Monday, 1 October 2012

Breadcrumbs

We really don't argue over the little things. There is no 'can't you pick up your socks?' versions of tiffs happening in our home. Really, we don't argue at all. We disagree but I'm the one who expresses my feelings in arugmentative tones, while Horace just kind of tunes me out and doesn't go there.
But breadcrumbs caused a version of 'pick-up-your-socks'. 
 Despite the fact I make bread as a hobby and have a freezer full, it is rare for us to eat it. But over the weekend, Horace picked up this spelt/whole/grain/a thousand seeds loaf from the bakery. 
In my opinion, it tasted like cardboard. 
I have two wooden boards, which I use not only to knead dough and form loaves but also to slice the bread. That way, the breadcrumbs stay on the board and I just tip it all into the sink. Keeps the countertops clean, without breadcrumbs getting everywhere.
 Horace had sliced this loaf on a regular size cutting board and breadcrumbs were everywhere. All over the counter, on the ledge, etc which really annoys me. 
 I had finished the dishes, was about the clean down the counters, when I saw the breadcrumbs.
   Then I threw the sponge into the sink. 
Yes, breadcrumbs got to me. But I didn't yell or rant about it, I just made that one action of tossing the sponge into the sink in a little fit of frustration.
 I would have done the exact same thing if Horace wasn't there.
In fact, he wasn't there but had wondered into the kitchen at the exact moment I threw the sponge. 
"Go kneel" Horace instructed. 
I glared at him, was about to protest and he shook his head. 
In my head, I was protesting really loudly (what? why?
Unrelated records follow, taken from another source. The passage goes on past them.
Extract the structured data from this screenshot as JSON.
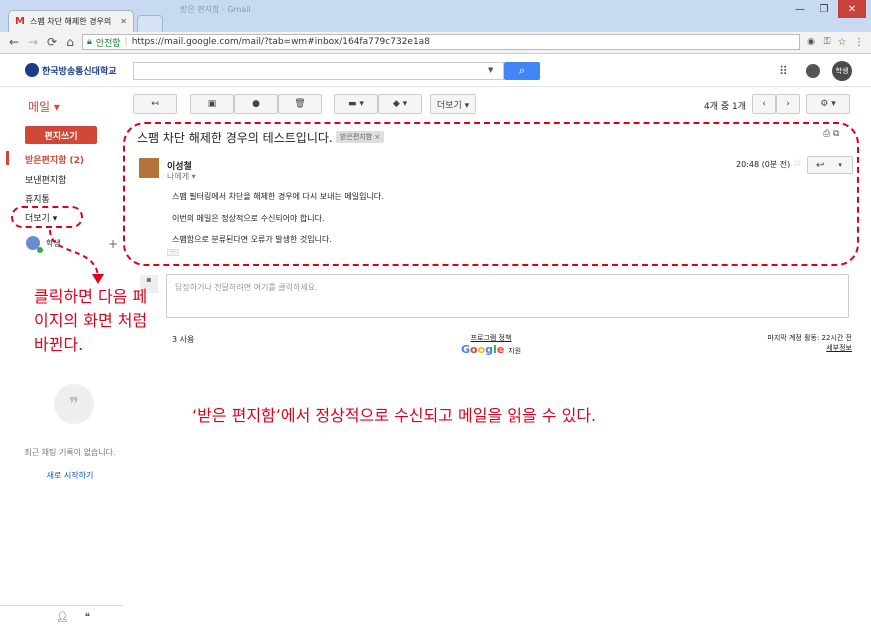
{
  "browser": {
    "tab_title": "스팸 차단 해제한 경우의",
    "window_title": "받은 편지함 - Gmail",
    "security_label": "안전함",
    "url": "https://mail.google.com/mail/?tab=wm#inbox/164fa779c732e1a8"
  },
  "header": {
    "logo_text": "한국방송통신대학교",
    "avatar_text": "학생"
  },
  "toolbar": {
    "mail_label": "메일 ▾",
    "more_label": "더보기 ▾",
    "count_text": "4개 중 1개"
  },
  "sidebar": {
    "compose_label": "편지쓰기",
    "items": [
      {
        "label": "받은편지함 (2)"
      },
      {
        "label": "보낸편지함"
      },
      {
        "label": "휴지통"
      },
      {
        "label": "더보기 ▾"
      }
    ],
    "user_label": "학생",
    "chat_empty": "최근 채팅 기록이 없습니다.",
    "chat_link": "새로 시작하기"
  },
  "message": {
    "subject": "스팸 차단 해제한 경우의 테스트입니다.",
    "label_chip": "받은편지함 ×",
    "sender": "이성철",
    "to_me": "나에게 ▾",
    "time": "20:48 (0분 전)",
    "body": [
      "스팸 필터링에서 차단을 해제한 경우에 다시 보내는 메일입니다.",
      "이번의 메일은 정상적으로 수신되어야 합니다.",
      "스팸함으로 분류된다면 오류가 발생한 것입니다."
    ],
    "reply_placeholder": "답장하거나 전달하려면 여기를 클릭하세요."
  },
  "footer": {
    "usage": "3 사용",
    "policy": "프로그램 정책",
    "google_support": "지원",
    "last_activity": "마지막 계정 활동: 22시간 전",
    "details": "세부정보"
  },
  "annotations": {
    "left_note": "클릭하면 다음 페이지의 화면 처럼 바뀐다.",
    "main_note": "‘받은 편지함’에서 정상적으로 수신되고 메일을 읽을 수 있다."
  },
  "colors": {
    "accent": "#d14836",
    "annotation": "#e0001a",
    "search": "#4285f4"
  }
}
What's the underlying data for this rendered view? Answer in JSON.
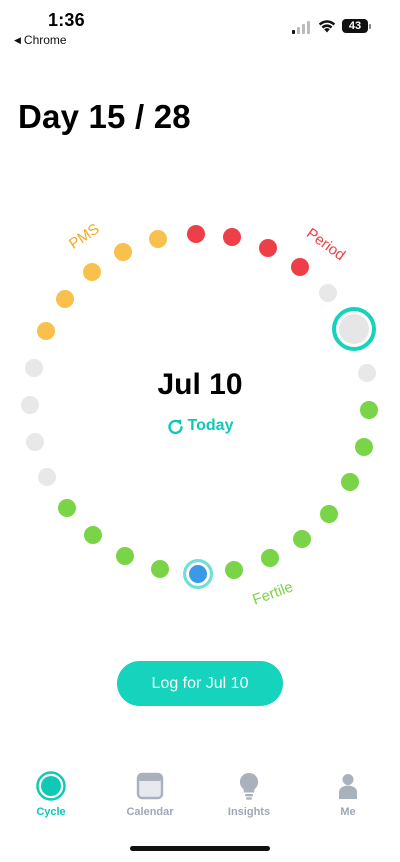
{
  "status_bar": {
    "time": "1:36",
    "back_app": "Chrome",
    "battery": "43"
  },
  "header": {
    "day_title": "Day 15 / 28"
  },
  "cycle": {
    "selected_date": "Jul 10",
    "today_label": "Today",
    "phase_labels": {
      "pms": "PMS",
      "period": "Period",
      "fertile": "Fertile"
    },
    "colors": {
      "pms": "#f9c04e",
      "period": "#ee3e48",
      "fertile": "#7ad448",
      "neutral": "#e8e8e8",
      "accent": "#15d3bc",
      "current": "#3b9ae8"
    }
  },
  "actions": {
    "log_button": "Log for Jul 10"
  },
  "tab_bar": {
    "tabs": [
      {
        "label": "Cycle",
        "icon": "cycle-icon",
        "active": true
      },
      {
        "label": "Calendar",
        "icon": "calendar-icon",
        "active": false
      },
      {
        "label": "Insights",
        "icon": "lightbulb-icon",
        "active": false
      },
      {
        "label": "Me",
        "icon": "person-icon",
        "active": false
      }
    ]
  }
}
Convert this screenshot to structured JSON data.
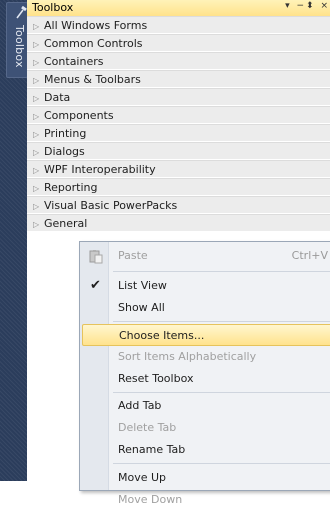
{
  "strip": {
    "label": "Toolbox",
    "icon": "hammer-wrench-icon"
  },
  "toolbox": {
    "title": "Toolbox",
    "controls": "▾ −⬍ ×",
    "categories": [
      "All Windows Forms",
      "Common Controls",
      "Containers",
      "Menus & Toolbars",
      "Data",
      "Components",
      "Printing",
      "Dialogs",
      "WPF Interoperability",
      "Reporting",
      "Visual Basic PowerPacks",
      "General"
    ]
  },
  "context_menu": {
    "items": [
      {
        "label": "Paste",
        "shortcut": "Ctrl+V",
        "disabled": true,
        "icon": "clipboard-paste-icon"
      },
      {
        "label": "List View",
        "checked": true
      },
      {
        "label": "Show All"
      },
      {
        "label": "Choose Items...",
        "highlighted": true
      },
      {
        "label": "Sort Items Alphabetically",
        "disabled": true
      },
      {
        "label": "Reset Toolbox"
      },
      {
        "label": "Add Tab"
      },
      {
        "label": "Delete Tab",
        "disabled": true
      },
      {
        "label": "Rename Tab"
      },
      {
        "label": "Move Up"
      },
      {
        "label": "Move Down",
        "disabled": true
      }
    ],
    "check_glyph": "✔"
  },
  "colors": {
    "strip_bg": "#2b3d5c",
    "title_bg": "#ffe28b",
    "highlight": "#ffe38d"
  }
}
I didn't do anything) but by the time I got down the hall, a new mantra had entered my head (Trust. Relax. Submit.) and I kneeled on the floor, hearing Horace finish up in the kitchen.
"Can you give me an example where breadcrumbs ever caused anyone you know serious injury?"
My husband asked five minutes later. He is sitting on the couch, I'm kneeling in front of him. 
I start to laugh. 
"Actually, I'm not sure if you've hard of Hansel and Gretel?"
"I thought you would cite that tale.." 
And I was off on a tangent, spinning my own tale about breadcrumbs and Hansel and Gretel and Horace was encouraging this by asking questions: "If you are the one who brought the story back, how come you didn't get the rights?"
"We really didn't care about rights back then. It was more important to consider food and lodging" 
"So you sold the tale to the Grimm's for a pie?"
"Yes, that's about right." 
I've gone from kneeling, to literally rolling on the floor in laughter and Horace is laughing too and this is one of those things about my husband I appreciate: his ability to diffuse any situation. 
He could have reminded me, that when he asks me to do something, then I am expected to do it without making a fuss about it, he could have been all stern and lecturing and pointed to this as an example of my overreactions--the very thing we are working on, heck he could have brought up the fact that in the original tale, it was pebbles not breadcrumbs. 
 And he did do all of that but the approach he used was better and accomplished more than if he had been all stern and lecturing. 
I know we are headed somewhere new in our relationship. 
Horace has asked for more from me and right now, things are pretty confused-okay, there is a lot of confusion-- in my head but it is good to know that even with what we are figuring out right now, where we are going...it is still us.
 It makes it easier to have faith in the new mantra: trust, relax, submit
I'm doing my best to follow the trail of breadcrumbs.